As for speculating where it resonates, there is not enough
dimensioning to be exact (while there is little enough to make a poor
guess).

I would only ask, do you want it to act as a trap such that the
radiating portion of the antenna is confined to the right (as
illustrated in your link) of this construction (like a conventional
trap for a dual band operation)? Or do you want the element to act as
linear loading to make the entire structure resonate at a shorter
physical length?

If you turn the element, yes, it will make a difference. There is
still a long road to travel to make it "work" and it probably won't
look like your link's illustration and it won't resonate where you
expect it to.

You still have to observe the separation of the two lines by at least
3 times the largest diameter wire/rod.

73's
Richard Clark, KB7QHC

"JN" wrote in message
...
I thought Richard's statement that modeling would tell you about how the
design might perform, was good advice. If you use EZNEC, I'd be willing
to help you if you dont already know how to use it to model your antenna.

Jerry KD6JDJ


Jerry, thanks for the offert.
I dont know how good these modelling programs are in this situation.
But if it is easy, so could somebody do the following:

Take 20m of wire, that is half of a dipole.
Put a 1/4 electric wavelength shorted stub for 10,1MHz so that the open
end is 7,25m from center and the shorted end pointing to the tip of
antenna. One side of stub is the 20m wire itself, like in the upper
picture. Ignore all velocity factors to make it sinple.
Now tell me what are the resonance frequencies of that kind of element and
if possible feed point impedande (80m and 30m)
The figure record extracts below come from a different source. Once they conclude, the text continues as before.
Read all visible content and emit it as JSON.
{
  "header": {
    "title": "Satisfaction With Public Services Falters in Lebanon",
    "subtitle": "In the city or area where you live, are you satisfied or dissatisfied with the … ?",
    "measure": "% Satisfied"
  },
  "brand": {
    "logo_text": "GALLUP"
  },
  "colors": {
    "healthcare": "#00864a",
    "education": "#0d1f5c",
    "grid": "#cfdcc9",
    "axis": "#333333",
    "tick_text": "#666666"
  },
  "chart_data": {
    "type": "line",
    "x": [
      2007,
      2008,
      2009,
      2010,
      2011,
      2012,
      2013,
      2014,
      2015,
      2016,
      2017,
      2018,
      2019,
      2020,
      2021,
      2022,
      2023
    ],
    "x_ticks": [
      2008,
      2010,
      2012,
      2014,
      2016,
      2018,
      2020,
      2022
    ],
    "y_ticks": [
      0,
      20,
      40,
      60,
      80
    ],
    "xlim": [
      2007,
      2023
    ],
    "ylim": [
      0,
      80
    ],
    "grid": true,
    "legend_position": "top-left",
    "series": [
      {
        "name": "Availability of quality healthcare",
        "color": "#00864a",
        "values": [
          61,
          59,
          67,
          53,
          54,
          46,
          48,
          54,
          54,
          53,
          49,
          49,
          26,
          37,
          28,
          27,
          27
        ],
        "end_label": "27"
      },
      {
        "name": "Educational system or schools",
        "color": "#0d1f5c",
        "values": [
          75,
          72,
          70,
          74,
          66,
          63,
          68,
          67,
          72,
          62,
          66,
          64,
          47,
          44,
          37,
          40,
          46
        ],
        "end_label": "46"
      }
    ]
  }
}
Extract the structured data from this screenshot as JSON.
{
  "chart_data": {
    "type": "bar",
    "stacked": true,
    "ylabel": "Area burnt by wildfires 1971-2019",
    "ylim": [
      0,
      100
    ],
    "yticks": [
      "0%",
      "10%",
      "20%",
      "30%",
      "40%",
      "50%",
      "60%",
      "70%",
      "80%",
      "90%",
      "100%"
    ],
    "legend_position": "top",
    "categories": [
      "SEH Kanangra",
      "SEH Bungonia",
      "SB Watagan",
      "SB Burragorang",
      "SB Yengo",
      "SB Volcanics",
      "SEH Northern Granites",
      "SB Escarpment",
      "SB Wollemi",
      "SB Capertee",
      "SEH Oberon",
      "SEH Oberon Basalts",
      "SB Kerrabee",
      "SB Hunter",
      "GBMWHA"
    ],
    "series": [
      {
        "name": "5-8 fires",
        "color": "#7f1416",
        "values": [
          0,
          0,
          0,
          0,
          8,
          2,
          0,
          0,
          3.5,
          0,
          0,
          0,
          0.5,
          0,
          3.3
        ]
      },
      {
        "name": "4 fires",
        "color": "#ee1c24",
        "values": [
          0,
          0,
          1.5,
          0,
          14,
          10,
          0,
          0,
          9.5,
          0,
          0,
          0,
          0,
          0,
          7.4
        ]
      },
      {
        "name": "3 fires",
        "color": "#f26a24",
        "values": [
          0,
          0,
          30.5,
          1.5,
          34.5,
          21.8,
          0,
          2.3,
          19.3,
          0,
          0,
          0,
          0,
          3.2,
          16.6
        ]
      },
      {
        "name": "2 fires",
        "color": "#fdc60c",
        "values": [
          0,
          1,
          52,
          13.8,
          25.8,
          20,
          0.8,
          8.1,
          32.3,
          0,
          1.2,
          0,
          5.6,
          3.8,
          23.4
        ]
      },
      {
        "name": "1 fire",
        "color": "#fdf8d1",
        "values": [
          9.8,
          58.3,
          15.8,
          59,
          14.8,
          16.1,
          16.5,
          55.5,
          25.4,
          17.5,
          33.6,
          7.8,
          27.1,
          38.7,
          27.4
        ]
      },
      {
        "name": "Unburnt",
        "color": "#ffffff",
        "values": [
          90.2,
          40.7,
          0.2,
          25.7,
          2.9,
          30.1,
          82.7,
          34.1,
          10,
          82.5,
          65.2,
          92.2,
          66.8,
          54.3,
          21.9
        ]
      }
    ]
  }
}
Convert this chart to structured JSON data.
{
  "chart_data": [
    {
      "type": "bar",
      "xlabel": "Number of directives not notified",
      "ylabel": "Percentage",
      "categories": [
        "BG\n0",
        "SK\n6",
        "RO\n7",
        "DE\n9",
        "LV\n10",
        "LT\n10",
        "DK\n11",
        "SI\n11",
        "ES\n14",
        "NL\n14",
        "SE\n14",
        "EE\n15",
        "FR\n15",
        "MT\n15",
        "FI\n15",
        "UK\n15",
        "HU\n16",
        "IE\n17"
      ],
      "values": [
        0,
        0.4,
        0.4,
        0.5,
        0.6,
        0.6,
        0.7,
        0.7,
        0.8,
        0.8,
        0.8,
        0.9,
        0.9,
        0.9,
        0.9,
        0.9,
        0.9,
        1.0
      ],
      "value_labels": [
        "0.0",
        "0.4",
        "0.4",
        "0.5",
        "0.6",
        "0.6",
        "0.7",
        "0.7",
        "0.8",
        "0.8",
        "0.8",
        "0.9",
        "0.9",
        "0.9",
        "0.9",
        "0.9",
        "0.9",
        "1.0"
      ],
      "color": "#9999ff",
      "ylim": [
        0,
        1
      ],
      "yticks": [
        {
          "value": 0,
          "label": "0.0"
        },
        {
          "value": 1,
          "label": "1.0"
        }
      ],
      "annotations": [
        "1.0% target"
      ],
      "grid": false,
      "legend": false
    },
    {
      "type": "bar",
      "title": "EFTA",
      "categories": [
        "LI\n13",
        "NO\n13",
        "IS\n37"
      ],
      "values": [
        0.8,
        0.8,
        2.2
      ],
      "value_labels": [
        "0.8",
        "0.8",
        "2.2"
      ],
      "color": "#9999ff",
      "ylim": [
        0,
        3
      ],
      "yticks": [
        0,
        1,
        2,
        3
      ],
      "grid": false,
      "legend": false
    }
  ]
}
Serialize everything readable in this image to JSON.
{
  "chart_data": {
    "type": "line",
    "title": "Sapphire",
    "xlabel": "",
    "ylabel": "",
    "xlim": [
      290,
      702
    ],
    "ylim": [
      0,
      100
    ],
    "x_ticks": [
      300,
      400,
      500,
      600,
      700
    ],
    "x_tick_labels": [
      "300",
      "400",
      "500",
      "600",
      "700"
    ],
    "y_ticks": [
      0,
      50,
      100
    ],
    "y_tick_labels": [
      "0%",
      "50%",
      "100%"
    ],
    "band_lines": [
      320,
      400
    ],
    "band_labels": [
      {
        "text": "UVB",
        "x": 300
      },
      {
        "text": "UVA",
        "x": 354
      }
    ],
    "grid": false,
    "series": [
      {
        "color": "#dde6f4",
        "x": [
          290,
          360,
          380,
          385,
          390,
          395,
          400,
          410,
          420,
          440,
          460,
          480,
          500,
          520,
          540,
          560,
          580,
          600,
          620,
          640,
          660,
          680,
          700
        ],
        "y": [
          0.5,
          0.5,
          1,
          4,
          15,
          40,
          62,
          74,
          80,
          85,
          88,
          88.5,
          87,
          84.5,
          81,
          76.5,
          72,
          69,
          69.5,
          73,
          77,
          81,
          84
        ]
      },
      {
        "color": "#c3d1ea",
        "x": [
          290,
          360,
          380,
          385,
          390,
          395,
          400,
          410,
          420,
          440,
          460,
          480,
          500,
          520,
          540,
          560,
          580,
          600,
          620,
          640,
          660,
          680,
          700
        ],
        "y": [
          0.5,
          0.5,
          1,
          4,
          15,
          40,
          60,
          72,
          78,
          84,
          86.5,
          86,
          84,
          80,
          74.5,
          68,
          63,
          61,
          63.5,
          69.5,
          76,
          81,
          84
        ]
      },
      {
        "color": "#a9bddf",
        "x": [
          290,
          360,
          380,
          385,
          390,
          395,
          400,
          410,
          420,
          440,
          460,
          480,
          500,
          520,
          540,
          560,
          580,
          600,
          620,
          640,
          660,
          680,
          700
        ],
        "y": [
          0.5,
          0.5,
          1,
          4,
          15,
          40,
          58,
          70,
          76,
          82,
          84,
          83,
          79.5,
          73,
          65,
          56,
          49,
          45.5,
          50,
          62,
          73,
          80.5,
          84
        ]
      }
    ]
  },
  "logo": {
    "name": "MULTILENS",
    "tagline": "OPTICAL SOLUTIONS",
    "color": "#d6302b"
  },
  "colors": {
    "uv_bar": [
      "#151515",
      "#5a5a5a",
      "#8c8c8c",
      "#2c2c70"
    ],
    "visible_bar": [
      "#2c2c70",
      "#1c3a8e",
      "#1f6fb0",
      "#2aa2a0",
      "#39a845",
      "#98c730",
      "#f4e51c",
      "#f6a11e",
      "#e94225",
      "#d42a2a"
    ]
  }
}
I know I could do it myself but as you know learning to use a new program
reliably takes lot of time.

73 Jouko OH5RM

Hi Jouko

I suspect that you either understimate your ability to learn or you arent
aware of how EZNEC works. I submit to you that a modeling program is the
best method of establishing the antenna design you are describing. You can
probably learn everything you need to know about your antenna within a few
hours of thinking on your own. You dont need to attend a class room course
on use of the EZNEC program.
I considered computer modeling to be beyond my ability till Richard Clark
encouraged me to 'just try it'. I tried it, and I consider the program to
be the best tool a HAM could have for developing antennas. I am sure you
will figure out how to model your "trap" antenna and learn how well it will
work for you within a very short time. You even have access to some EZNEC
experts from this rraa group. Try it, you'll like it.

Jerry KD6JDJ